Prendía la lamparita transparente y despojada que colgaba en la
escalera. Subía la estrecha escalera de caracol que conducía al órgano
lleno de vapores y totalmente marrón de madera repintada en el siglo
XIX. Me ayudaba con la baranda grasosa y fría bajo los dedos. Me sentaba
en la banqueta de cuero forrada. Entonces, acuclillado a medias detrás
de mí, se alzaba el fantasma voluminoso, en traje de terciopelo, de un
hombre con la cabeza toda roja, con patillas blancas. Ese hombre
empezaba a caminar, lentamente, sobre los enormes fuelles para
introducir el aire. Era un hombre cada vez más rojo que empujaba sin
cesar el aire dentro de los tubos que a su vez hacían que bramara el
canto. Porque conocí esa época en que no había electricidad en las
iglesias. Vuelvo a ver a esos sopladores que caminaban sin parar, de la
manera más regular posible, como metrónomos humanos que marcaban el
movimiento del canto, junto a intérpretes que miraban en el retrovisor
adherido encima de los guiones de interpretación los gestos que hacían
los curas y los niños del coro más abajo.
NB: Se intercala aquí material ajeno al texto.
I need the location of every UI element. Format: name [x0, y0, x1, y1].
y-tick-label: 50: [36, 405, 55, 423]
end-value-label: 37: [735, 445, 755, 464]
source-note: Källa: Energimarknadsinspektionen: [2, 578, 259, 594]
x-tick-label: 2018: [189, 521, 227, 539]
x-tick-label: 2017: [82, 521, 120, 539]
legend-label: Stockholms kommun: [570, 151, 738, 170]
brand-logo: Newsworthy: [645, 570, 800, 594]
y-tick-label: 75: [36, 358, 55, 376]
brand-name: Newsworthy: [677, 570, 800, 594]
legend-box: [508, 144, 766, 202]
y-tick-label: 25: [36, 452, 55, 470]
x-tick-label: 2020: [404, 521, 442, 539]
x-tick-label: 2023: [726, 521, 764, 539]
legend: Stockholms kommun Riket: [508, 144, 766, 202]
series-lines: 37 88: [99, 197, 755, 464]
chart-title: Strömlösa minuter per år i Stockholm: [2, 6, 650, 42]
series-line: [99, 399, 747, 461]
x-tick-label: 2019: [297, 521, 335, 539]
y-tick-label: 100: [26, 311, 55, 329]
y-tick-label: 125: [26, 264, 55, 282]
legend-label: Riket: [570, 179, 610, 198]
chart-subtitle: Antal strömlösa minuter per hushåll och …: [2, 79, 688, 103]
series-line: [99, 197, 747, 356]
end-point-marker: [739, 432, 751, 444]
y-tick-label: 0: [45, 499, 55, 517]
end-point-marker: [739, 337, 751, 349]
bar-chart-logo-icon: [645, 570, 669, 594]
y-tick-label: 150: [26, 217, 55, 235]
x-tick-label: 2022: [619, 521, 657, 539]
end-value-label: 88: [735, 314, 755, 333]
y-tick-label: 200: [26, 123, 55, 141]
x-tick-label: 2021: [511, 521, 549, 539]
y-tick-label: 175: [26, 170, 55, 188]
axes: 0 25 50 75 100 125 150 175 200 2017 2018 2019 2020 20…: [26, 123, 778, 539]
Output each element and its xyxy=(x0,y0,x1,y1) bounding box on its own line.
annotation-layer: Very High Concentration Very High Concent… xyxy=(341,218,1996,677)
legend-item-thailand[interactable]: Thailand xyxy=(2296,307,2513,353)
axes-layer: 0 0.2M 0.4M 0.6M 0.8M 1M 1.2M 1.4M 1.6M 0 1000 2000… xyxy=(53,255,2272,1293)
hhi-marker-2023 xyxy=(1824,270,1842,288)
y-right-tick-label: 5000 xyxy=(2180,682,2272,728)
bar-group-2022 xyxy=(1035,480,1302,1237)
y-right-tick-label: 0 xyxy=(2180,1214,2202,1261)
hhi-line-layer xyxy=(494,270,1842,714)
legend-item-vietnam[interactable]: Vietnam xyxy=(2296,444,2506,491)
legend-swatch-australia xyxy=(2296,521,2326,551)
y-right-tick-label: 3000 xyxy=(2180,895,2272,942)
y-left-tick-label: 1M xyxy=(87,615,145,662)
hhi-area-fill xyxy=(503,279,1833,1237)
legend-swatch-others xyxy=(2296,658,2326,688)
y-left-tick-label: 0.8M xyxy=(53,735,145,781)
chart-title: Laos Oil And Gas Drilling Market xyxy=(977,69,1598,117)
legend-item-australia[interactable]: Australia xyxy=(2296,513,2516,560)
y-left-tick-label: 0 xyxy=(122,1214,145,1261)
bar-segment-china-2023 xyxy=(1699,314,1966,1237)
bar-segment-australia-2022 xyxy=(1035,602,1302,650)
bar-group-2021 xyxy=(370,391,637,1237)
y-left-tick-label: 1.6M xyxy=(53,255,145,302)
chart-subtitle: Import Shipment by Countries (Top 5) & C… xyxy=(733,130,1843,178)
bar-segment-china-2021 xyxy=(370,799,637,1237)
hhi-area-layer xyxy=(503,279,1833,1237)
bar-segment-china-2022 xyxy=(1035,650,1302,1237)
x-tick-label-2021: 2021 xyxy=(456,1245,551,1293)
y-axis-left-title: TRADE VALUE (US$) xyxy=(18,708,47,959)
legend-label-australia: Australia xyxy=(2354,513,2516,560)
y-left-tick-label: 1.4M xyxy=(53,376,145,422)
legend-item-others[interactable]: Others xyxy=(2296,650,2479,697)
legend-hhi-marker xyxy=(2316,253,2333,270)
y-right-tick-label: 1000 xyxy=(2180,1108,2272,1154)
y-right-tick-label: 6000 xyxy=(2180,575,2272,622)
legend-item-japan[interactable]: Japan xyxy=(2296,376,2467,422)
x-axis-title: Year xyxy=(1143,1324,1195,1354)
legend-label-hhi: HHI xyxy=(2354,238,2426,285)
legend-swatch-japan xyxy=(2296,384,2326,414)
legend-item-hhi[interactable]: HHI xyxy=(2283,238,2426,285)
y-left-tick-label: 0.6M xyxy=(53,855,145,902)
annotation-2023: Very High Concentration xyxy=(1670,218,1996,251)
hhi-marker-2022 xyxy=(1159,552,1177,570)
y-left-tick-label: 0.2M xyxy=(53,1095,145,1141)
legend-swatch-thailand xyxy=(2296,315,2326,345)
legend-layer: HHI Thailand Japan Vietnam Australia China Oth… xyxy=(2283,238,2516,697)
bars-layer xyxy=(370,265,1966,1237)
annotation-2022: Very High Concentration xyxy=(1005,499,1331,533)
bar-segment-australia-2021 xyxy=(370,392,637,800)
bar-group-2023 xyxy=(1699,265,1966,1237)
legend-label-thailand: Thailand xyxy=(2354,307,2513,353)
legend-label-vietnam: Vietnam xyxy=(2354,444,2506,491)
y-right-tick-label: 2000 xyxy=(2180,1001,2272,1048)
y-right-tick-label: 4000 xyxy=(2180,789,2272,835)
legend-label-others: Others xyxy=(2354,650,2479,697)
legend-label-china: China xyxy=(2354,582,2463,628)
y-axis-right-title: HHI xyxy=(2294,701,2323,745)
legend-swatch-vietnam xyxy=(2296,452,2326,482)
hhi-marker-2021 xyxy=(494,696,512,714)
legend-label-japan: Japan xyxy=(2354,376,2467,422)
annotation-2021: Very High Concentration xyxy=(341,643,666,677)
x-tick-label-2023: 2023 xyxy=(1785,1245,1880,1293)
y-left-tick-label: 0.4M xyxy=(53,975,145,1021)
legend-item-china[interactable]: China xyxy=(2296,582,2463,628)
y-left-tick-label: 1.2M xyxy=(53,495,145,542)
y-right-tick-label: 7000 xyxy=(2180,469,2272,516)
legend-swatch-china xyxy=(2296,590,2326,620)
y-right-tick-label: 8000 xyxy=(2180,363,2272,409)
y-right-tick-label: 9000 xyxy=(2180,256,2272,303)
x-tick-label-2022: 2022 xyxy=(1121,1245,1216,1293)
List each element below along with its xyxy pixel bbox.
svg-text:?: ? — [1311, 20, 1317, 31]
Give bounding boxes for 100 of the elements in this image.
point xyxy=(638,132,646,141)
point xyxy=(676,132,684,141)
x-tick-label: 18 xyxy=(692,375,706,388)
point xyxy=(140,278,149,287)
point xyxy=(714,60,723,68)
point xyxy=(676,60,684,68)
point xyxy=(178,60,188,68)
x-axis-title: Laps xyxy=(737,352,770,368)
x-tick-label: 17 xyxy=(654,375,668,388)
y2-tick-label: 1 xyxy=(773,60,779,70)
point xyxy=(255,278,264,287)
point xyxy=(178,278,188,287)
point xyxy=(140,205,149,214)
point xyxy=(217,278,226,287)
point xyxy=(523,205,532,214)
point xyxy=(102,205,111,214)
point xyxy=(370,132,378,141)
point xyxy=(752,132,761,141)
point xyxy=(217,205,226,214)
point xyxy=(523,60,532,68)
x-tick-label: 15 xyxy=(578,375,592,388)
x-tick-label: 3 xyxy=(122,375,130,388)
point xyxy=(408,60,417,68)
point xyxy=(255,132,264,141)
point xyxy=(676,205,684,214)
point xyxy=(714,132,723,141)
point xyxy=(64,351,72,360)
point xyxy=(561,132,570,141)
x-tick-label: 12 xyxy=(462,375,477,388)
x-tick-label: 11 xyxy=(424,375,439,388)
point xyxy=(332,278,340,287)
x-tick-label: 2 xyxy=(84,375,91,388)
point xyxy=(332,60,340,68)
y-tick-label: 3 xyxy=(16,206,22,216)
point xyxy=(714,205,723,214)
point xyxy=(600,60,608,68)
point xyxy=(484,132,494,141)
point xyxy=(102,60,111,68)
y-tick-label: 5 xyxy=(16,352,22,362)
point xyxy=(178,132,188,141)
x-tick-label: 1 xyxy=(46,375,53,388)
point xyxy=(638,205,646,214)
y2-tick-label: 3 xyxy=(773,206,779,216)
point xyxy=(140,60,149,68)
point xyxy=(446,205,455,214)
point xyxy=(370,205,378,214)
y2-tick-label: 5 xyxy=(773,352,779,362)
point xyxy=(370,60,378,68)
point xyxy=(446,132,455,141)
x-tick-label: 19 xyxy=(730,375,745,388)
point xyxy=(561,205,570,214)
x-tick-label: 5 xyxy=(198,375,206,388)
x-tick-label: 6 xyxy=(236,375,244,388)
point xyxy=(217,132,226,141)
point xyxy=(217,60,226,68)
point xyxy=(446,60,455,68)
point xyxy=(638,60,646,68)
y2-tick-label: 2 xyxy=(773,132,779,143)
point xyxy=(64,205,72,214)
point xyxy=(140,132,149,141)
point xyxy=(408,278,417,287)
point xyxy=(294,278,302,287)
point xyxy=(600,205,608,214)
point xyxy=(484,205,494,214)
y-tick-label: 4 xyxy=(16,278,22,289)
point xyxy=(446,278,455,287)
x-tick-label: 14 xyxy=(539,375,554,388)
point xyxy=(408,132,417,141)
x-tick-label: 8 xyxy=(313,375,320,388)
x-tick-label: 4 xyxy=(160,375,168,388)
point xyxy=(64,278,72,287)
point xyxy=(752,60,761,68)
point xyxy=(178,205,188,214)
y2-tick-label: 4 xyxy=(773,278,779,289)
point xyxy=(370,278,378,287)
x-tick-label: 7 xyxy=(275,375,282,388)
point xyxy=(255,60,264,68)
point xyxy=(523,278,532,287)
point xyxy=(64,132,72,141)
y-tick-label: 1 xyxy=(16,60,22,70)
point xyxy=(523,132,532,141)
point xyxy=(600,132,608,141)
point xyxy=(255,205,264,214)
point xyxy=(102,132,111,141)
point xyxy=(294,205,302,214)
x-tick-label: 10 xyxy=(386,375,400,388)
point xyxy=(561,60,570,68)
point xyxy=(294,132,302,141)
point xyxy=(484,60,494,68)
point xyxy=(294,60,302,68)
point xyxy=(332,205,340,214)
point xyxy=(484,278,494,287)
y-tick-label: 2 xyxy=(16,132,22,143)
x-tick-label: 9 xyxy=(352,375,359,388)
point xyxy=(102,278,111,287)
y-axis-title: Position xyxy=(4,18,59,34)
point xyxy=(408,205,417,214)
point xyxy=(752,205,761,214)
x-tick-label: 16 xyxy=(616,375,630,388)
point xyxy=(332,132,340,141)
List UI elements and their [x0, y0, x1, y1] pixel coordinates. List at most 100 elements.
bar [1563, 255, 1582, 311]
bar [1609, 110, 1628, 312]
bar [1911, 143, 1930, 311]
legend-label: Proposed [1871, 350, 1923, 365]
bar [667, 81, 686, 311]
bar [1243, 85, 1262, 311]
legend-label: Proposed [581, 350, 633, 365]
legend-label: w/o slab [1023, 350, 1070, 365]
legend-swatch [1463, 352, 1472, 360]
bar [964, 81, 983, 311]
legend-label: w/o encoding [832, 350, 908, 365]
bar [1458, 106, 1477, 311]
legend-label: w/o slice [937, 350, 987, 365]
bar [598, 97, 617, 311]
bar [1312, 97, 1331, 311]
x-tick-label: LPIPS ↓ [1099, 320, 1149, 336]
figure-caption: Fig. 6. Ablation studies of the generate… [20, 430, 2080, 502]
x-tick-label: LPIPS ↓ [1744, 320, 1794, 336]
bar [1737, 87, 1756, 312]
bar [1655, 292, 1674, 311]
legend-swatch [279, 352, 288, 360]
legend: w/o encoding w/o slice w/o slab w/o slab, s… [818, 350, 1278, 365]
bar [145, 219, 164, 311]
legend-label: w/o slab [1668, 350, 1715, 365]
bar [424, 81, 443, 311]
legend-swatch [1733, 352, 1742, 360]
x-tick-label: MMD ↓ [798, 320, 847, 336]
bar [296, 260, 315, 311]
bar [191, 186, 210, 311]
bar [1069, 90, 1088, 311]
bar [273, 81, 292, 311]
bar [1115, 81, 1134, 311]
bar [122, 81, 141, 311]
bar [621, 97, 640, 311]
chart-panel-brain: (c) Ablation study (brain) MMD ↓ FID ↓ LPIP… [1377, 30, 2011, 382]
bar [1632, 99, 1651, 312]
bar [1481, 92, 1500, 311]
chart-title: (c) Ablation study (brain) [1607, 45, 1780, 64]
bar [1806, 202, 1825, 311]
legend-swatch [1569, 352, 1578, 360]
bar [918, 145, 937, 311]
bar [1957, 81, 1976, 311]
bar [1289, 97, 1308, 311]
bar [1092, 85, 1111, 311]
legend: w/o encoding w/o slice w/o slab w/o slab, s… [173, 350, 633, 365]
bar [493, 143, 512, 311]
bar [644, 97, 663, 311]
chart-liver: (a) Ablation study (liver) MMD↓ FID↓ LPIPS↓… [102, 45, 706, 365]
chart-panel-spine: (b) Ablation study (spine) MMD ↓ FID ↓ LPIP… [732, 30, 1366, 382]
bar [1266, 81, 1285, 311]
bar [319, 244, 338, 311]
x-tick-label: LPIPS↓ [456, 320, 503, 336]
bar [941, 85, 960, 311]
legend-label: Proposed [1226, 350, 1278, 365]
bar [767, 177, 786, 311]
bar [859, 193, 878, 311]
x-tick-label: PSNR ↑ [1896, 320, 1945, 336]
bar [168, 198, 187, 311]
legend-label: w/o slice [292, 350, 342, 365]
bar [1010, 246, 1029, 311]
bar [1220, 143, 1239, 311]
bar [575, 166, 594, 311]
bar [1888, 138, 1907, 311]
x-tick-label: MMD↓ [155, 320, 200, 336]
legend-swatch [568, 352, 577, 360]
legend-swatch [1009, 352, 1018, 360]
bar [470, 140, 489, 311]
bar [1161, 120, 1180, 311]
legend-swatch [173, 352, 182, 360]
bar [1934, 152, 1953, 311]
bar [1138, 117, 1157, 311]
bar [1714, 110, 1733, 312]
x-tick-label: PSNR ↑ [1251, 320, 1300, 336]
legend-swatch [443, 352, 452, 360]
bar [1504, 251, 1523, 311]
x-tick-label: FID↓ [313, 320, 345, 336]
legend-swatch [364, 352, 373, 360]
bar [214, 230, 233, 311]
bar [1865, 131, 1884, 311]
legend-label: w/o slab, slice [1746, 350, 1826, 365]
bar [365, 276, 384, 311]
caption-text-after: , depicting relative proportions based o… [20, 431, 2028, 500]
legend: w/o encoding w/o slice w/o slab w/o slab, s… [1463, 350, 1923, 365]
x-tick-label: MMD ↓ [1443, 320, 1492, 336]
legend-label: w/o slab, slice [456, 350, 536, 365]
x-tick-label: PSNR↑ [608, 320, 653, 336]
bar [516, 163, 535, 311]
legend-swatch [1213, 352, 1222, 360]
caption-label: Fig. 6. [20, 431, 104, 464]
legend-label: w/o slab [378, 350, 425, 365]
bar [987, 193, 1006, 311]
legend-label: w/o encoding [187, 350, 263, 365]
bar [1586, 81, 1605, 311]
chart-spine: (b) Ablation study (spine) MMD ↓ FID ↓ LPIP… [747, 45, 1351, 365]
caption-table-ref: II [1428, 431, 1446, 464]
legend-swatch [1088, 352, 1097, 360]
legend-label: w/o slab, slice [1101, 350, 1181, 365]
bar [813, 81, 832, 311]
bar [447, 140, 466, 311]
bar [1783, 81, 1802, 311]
Unos bailaban sobre sus
pedales y la pedalera mirando a los curas y a los niños que se movían
levantando sus túnicas rojas o blancas, otros bailaban sobre los fuelles
mirando al organista y toda la iglesia cantaba lentamente, y el aire se
tomaba todo su tiempo para rebotar contra los muros elevados y curvos
de la nave, soplando y regresando.
en El origen de la danza, Interzona Editora, 2017
(Fuente: Descontexto)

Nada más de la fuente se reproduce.